Online learning:
1) In the world of STEM, what makes UCAR and NCAR unique? Can we use that uniqueness to offer something novel & useful in the online, blended, flipped, flat, collaborative, constructive, active, and/or distant classroom that’s rapidly emerging?
2) What trends are most relevant and promising in the Horizon Report in your opinion? What “CreAction” moves us in a direction in which we should be moving? What are some “low-hanging fruit” where we might consider using new educational technologies? CreAct: to both create and to act
3) What are the barriers for acting upon these trends? How do we help remove or limit barriers – ours, schools, educators, learners, administrators – to advance learning opportunities?
6) Of the six key trends the report identifies, which one excites, intimidates, worries you, or has the most promise for Spark from your perspective? Is there any trend in the report that you just can't wrap your head around or you have questions about?
7) Who are the early adopters addressing these trends best in informal and formal education? What ideas do you have regarding organizations to learn from or collaborate with? Who should we be talking to now?
8) What is the relevance of ConnectEd and E-Rate to this discussion? As a Federally supported entity, how should or should not Spark communicate this relevance to our various social circles including within UCAR and its members without taking an advocacy stand?
Others to Consider:
What ideas or examples can you share or envision for an online experience that supports student learning and community connectivity?
Why does anytime, anyplace, and on any device matter, and if so what might we offer that we don't now?
Imagine a world with access to adequate internet bandwidth in all schools. How might this development work with forthcoming technologies to offer greater equity and learning opportunities? How do you see education and Spark's own role changing?
What digital STEM learning tools might we design specifically to be accessed via mobile technologies?
What happens when mobile means connectivity to everything across the “Internet of Things?"

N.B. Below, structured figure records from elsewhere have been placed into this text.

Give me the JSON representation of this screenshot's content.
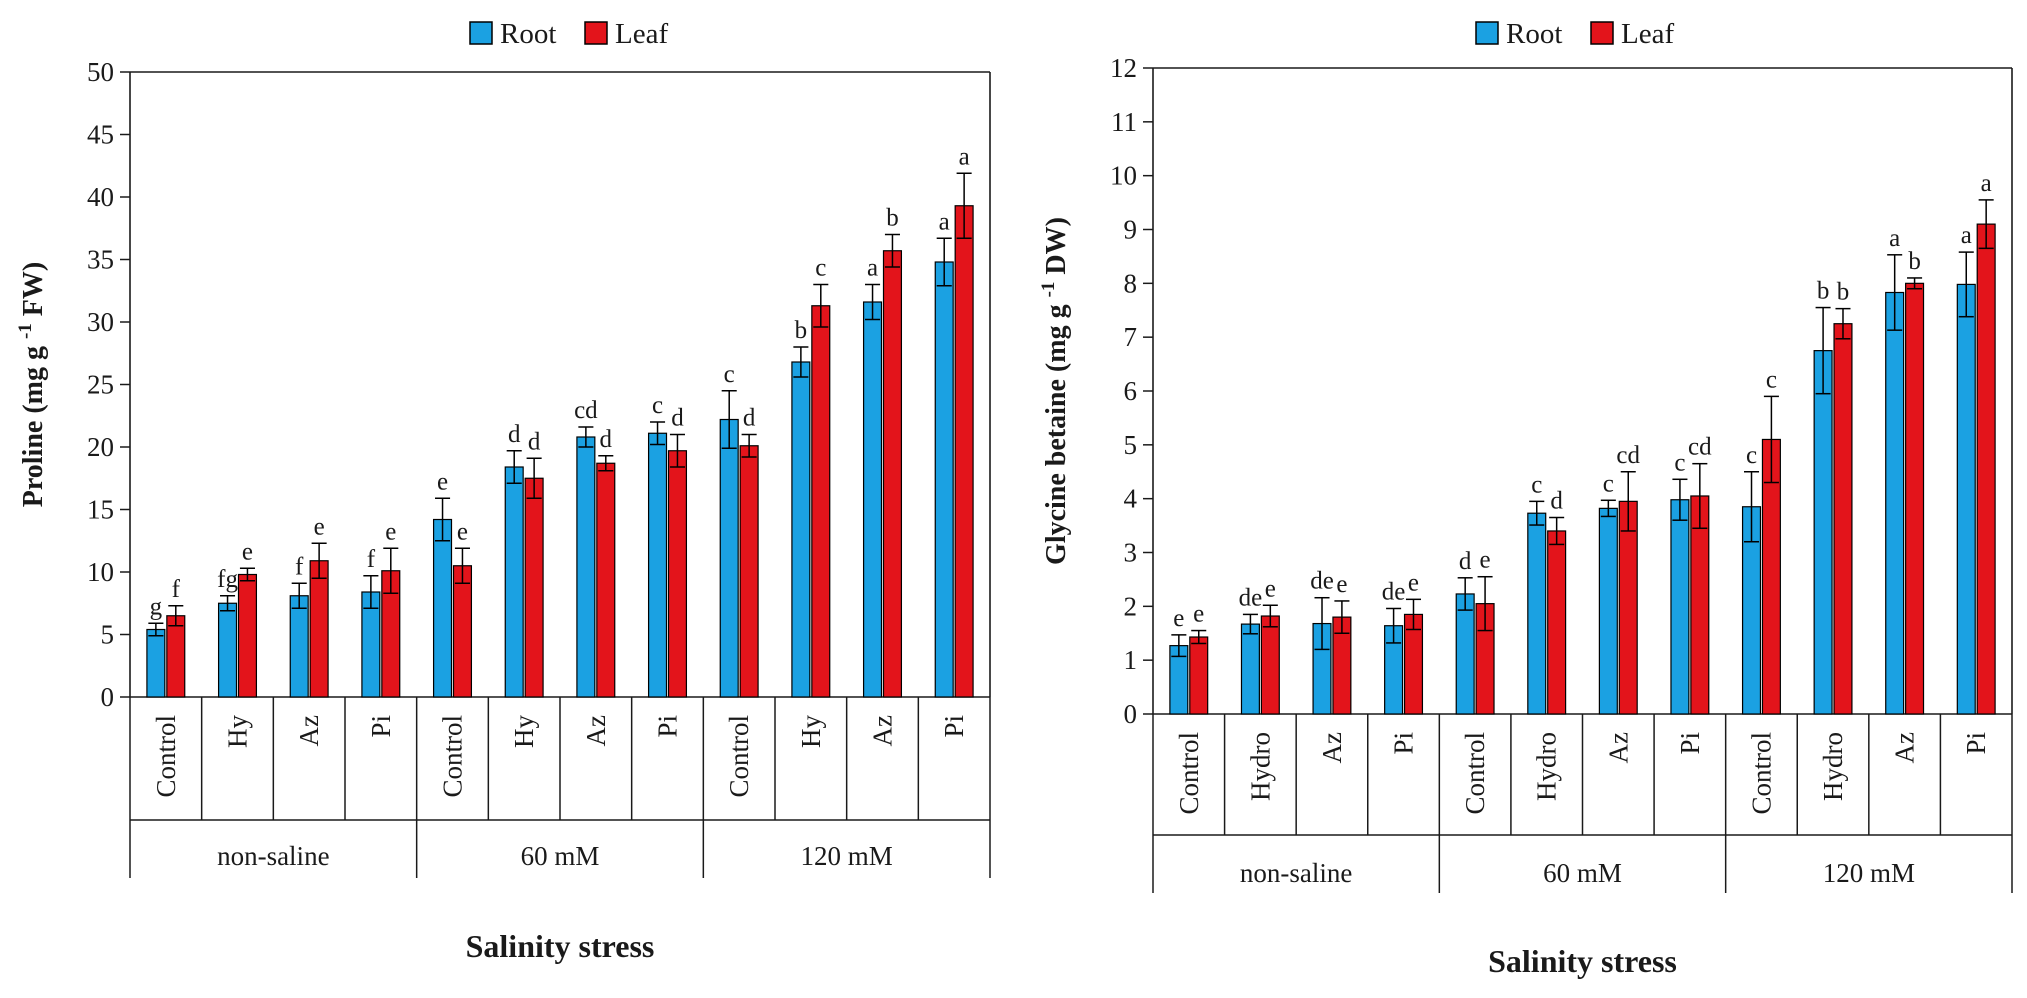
{
  "colors": {
    "root": "#1ba1e2",
    "leaf": "#e3141b",
    "axis": "#1a1a1a"
  },
  "chart_data": [
    {
      "type": "bar",
      "legend": [
        "Root",
        "Leaf"
      ],
      "ylabel_main": "Proline (mg g ",
      "ylabel_sup": "-1",
      "ylabel_tail": " FW)",
      "xlabel": "Salinity stress",
      "ylim": [
        0,
        50
      ],
      "yticks": [
        0,
        5,
        10,
        15,
        20,
        25,
        30,
        35,
        40,
        45,
        50
      ],
      "categories": [
        "Control",
        "Hy",
        "Az",
        "Pi",
        "Control",
        "Hy",
        "Az",
        "Pi",
        "Control",
        "Hy",
        "Az",
        "Pi"
      ],
      "groups": [
        {
          "label": "non-saline",
          "span": 4
        },
        {
          "label": "60 mM",
          "span": 4
        },
        {
          "label": "120 mM",
          "span": 4
        }
      ],
      "series": [
        {
          "name": "Root",
          "values": [
            5.4,
            7.5,
            8.1,
            8.4,
            14.2,
            18.4,
            20.8,
            21.1,
            22.2,
            26.8,
            31.6,
            34.8
          ],
          "errors": [
            0.5,
            0.6,
            1.0,
            1.3,
            1.7,
            1.3,
            0.8,
            0.9,
            2.3,
            1.2,
            1.4,
            1.9
          ],
          "letters": [
            "g",
            "fg",
            "f",
            "f",
            "e",
            "d",
            "cd",
            "c",
            "c",
            "b",
            "a",
            "a"
          ]
        },
        {
          "name": "Leaf",
          "values": [
            6.5,
            9.8,
            10.9,
            10.1,
            10.5,
            17.5,
            18.7,
            19.7,
            20.1,
            31.3,
            35.7,
            39.3
          ],
          "errors": [
            0.8,
            0.5,
            1.4,
            1.8,
            1.4,
            1.6,
            0.6,
            1.3,
            0.9,
            1.7,
            1.3,
            2.6
          ],
          "letters": [
            "f",
            "e",
            "e",
            "e",
            "e",
            "d",
            "d",
            "d",
            "d",
            "c",
            "b",
            "a"
          ]
        }
      ]
    },
    {
      "type": "bar",
      "legend": [
        "Root",
        "Leaf"
      ],
      "ylabel_main": "Glycine betaine (mg g ",
      "ylabel_sup": "-1",
      "ylabel_tail": " DW)",
      "xlabel": "Salinity stress",
      "ylim": [
        0,
        12
      ],
      "yticks": [
        0,
        1,
        2,
        3,
        4,
        5,
        6,
        7,
        8,
        9,
        10,
        11,
        12
      ],
      "categories": [
        "Control",
        "Hydro",
        "Az",
        "Pi",
        "Control",
        "Hydro",
        "Az",
        "Pi",
        "Control",
        "Hydro",
        "Az",
        "Pi"
      ],
      "groups": [
        {
          "label": "non-saline",
          "span": 4
        },
        {
          "label": "60 mM",
          "span": 4
        },
        {
          "label": "120 mM",
          "span": 4
        }
      ],
      "series": [
        {
          "name": "Root",
          "values": [
            1.27,
            1.67,
            1.68,
            1.64,
            2.23,
            3.73,
            3.82,
            3.98,
            3.85,
            6.75,
            7.83,
            7.98
          ],
          "errors": [
            0.2,
            0.18,
            0.48,
            0.32,
            0.3,
            0.22,
            0.15,
            0.38,
            0.65,
            0.8,
            0.7,
            0.6
          ],
          "letters": [
            "e",
            "de",
            "de",
            "de",
            "d",
            "c",
            "c",
            "c",
            "c",
            "b",
            "a",
            "a"
          ]
        },
        {
          "name": "Leaf",
          "values": [
            1.43,
            1.82,
            1.8,
            1.85,
            2.05,
            3.4,
            3.95,
            4.05,
            5.1,
            7.25,
            8.0,
            9.1
          ],
          "errors": [
            0.12,
            0.2,
            0.3,
            0.28,
            0.5,
            0.25,
            0.55,
            0.6,
            0.8,
            0.28,
            0.1,
            0.45
          ],
          "letters": [
            "e",
            "e",
            "e",
            "e",
            "e",
            "d",
            "cd",
            "cd",
            "c",
            "b",
            "b",
            "a"
          ]
        }
      ]
    }
  ]
}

What are the low-lying fruit that you see us getting involved in immediately not because they are low lying, but because you think teachers and or learners are looking for such resources?
Creativity is a big topic in every field today and a skill that is at the top of employers' "most wanted" list. Give an example of creativity and a person who exemplifies it. How might you bring more creativity to what you do? How will you do it? How will you foster it in our resources and with educators and/or students? And... how does technology help or hinder?
Among the various trends and examples in the Report, which intrigued or surprised you the most? Which one did you feel was most applicable to NCAR and STEM teaching and learning?
What are we (UCAR/NCAR/UCP) expected to know and help prepare future students to know, and how might any of the trends identified help us do what we should to motivate and foster interest and deeper understanding?
Here are some HOT terms in educational technology: project-based learning, learning analytics, e-portfolios, collaborative learning, global learning, computational thinking, creativity, digital fabrication, makers, social media, interactivity, BYOD, 1-to-1 learning.... What term resonants with you as something worthwhile at its core?
Remote/virtual labs: What ideas do you have on this topic in particular? Who should/can we include in this discussion?